1. PQ-Torus Widget: Define prime lattice parameters (p=11, q=5)
2. Weierstrass Widget: Use parameters for ℘-function computation with lattice Λ = ℤp + ℤqi
3. Visualization Widget: Generate complex plane visualizations with particle trajectories
4. Python Code Widget: Custom analysis or parameter exploration

Each widget interaction is tracked via PROV-O provenance graphs, enabling reproducible mathematical workflows.
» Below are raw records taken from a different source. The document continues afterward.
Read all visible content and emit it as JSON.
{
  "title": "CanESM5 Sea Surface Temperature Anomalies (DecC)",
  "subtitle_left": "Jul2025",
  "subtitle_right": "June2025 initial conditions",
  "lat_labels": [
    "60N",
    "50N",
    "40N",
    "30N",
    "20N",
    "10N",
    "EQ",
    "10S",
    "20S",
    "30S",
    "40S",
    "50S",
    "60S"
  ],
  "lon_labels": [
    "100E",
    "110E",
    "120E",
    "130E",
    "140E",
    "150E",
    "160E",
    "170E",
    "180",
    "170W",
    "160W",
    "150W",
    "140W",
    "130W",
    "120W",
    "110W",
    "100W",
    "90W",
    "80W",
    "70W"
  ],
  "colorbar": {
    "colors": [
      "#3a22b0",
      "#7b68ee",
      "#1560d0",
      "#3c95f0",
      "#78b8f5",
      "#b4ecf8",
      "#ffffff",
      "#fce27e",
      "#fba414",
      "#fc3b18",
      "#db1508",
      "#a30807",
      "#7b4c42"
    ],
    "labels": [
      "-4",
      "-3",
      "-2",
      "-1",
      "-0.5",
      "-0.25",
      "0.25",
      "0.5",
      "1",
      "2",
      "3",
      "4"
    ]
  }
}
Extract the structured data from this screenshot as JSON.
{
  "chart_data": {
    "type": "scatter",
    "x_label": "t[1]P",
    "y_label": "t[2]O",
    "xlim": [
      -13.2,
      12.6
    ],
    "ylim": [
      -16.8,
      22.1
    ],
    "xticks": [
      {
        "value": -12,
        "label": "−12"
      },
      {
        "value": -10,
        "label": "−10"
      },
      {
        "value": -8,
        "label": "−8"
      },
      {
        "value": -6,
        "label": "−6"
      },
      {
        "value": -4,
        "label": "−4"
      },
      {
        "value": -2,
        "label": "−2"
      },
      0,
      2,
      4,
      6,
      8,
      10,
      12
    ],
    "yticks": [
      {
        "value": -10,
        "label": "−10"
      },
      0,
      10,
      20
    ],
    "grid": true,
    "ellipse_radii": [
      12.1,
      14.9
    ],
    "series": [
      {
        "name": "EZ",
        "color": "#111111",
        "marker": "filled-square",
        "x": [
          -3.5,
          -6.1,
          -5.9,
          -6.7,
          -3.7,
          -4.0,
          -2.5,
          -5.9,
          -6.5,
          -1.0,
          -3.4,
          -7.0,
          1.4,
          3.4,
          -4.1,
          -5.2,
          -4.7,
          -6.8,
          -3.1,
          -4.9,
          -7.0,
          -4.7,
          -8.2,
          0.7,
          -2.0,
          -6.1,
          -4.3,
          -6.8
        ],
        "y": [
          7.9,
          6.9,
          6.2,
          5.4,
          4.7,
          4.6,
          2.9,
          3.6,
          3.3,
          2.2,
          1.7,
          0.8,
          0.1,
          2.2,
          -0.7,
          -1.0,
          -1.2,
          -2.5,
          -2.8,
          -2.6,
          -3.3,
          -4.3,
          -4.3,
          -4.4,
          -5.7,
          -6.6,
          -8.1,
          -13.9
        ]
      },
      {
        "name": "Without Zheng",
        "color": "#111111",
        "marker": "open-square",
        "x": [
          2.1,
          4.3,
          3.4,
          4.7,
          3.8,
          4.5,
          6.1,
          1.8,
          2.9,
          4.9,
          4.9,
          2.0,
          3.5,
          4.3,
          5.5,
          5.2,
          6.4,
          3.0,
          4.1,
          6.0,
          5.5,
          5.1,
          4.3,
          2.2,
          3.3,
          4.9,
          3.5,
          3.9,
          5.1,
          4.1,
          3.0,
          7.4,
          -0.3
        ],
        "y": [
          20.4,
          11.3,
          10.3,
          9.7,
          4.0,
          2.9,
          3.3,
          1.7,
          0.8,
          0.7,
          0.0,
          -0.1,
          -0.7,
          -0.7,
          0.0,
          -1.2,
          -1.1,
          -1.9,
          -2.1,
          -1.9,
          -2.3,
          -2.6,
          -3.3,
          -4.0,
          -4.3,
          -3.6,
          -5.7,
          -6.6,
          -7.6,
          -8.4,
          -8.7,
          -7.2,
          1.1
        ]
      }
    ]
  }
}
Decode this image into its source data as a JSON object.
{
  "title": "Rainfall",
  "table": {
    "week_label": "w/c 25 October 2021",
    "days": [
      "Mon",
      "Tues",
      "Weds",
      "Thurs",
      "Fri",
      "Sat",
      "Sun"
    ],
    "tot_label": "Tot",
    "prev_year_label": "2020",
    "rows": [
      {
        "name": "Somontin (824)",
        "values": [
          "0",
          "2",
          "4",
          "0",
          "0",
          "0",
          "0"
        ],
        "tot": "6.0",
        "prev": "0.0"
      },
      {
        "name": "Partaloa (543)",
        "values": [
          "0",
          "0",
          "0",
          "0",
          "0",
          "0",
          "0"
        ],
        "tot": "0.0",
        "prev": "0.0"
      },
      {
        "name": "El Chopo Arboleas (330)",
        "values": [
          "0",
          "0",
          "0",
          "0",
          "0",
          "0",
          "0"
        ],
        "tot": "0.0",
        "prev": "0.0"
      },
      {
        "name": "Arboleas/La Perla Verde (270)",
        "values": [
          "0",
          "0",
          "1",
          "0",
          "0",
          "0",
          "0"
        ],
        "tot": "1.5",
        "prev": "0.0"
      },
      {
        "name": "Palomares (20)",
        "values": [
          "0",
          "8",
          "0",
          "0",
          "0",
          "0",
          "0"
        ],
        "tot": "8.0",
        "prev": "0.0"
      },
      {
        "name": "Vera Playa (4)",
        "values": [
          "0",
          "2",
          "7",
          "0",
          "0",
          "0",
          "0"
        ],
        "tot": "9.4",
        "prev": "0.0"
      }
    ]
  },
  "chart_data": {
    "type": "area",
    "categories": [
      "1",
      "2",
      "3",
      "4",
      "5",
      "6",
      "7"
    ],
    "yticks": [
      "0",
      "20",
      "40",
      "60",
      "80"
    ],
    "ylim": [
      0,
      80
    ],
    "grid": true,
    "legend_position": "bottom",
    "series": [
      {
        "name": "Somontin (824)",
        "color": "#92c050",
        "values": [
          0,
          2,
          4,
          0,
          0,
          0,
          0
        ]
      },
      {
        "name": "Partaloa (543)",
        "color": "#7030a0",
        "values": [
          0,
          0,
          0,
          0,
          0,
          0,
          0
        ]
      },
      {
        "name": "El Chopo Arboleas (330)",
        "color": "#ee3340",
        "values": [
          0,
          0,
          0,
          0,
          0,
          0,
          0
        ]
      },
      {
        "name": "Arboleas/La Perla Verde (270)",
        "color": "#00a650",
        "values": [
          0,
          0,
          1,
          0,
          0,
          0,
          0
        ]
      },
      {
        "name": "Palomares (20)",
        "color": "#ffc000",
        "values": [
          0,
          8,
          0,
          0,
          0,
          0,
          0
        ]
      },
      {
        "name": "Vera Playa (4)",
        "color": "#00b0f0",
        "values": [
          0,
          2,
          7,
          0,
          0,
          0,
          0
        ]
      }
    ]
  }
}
🚀 Try the widget framework: https://litlfred.github.io/notebooks/weierstrass-playground/board.html

Architecture Overview

This repository implements a dual-system architecture combining traditional Jupyter notebooks with an advanced widget framework:

1. Interactive Notebooks 📓

Four-File Pattern: Each notebook follows a modular architecture for maintainability and reusability:

notebook_name.ipynb          # MINIMAL notebook (imports + UI display only)
notebook_name_lib.py         # Mathematical/computational logic  
notebook_name_ui.py          # UI widgets and layout code
notebook_name_preamble.py    # Documentation and setup (optional)

Key Benefits:

• Separation of Concerns: Math logic separated from UI code
• Reusable Components: Library functions can be imported by other notebooks
• Clean Notebooks: Jupyter files contain only essential display code
• Testable Code: Mathematical functions can be unit tested independently

2. Widget Framework 🧩

Schema-Driven Architecture: Production-ready system for building complex mathematical workflows:

docs/schema/{widget-name}/
├── input.schema.json        # JSON Schema for input validation
├── input.jsonld            # JSON-LD context for semantic web
├── output.schema.json      # JSON Schema for output validation  
├── output.jsonld           # JSON-LD context for provenance
├── widget.schema.json      # Widget instance configuration
└── widget.jsonld           # Widget semantic definition

Key Features:

• GitHub Pages Integration: All schemas served as HTTPS URLs
• PROV-O Compliance: Full provenance tracking for computational workflows
• Dependency Management: Widgets can consume outputs from other widgets
• Type Safety: JSON Schema validation for all inputs and outputs

Integration

Both systems work together seamlessly:

• Notebooks provide exploratory mathematical environments
• Widget Framework enables building reusable, shareable mathematical tools
• Shared Libraries: Common mathematical functions used by both systems
• Browser Deployment: Both run entirely in browser via Pyodide + WebAssembly

Package Installation

Install the Python package locally:

# Development installation
pip install -e .

# Or install from PyPI (when published)
pip install weierstrass-playground

Python Usage

import weierstrass_playground as wp

# Basic function evaluation
z = 2.0 + 1.5j
p, q, N = 11.0, 5.0, 3
wp_val = wp.wp_rect(z, p, q, N)

# Create visualization
fig = wp.browser.create_complete_visualization(
    mode='two_panel', p=p, q=q, N=N, 
    nx=100, ny=100, particles=[(5+0j, 0+1j)], 
    # ... other parameters
)

Development

Getting Started

For local development and contributions:

# Clone repository
git clone https://github.com/litlfred/notebooks.git
cd notebooks

# Install dependencies
pip install -r requirements.txt

# Run local development server
cd docs
python -m http.server 8000
# Visit http://localhost:8000

Documentation and Contribution Guidelines

• CONTRIBUTING.md - Complete contribution workflow, branch naming conventions, and development standards
• .github/copilot-instructions.md - AI agent and Copilot-specific guidelines
• docs/widget-overview.md - Comprehensive widget framework documentation
• docs/schema/README.md - JSON Schema and JSON-LD technical specifications

Repository Structure

For detailed technical information, see the comprehensive documentation linked above. The repository maintains high code quality standards with extensive testing, modular architecture, and clear separation between mathematical logic, UI components, and configuration.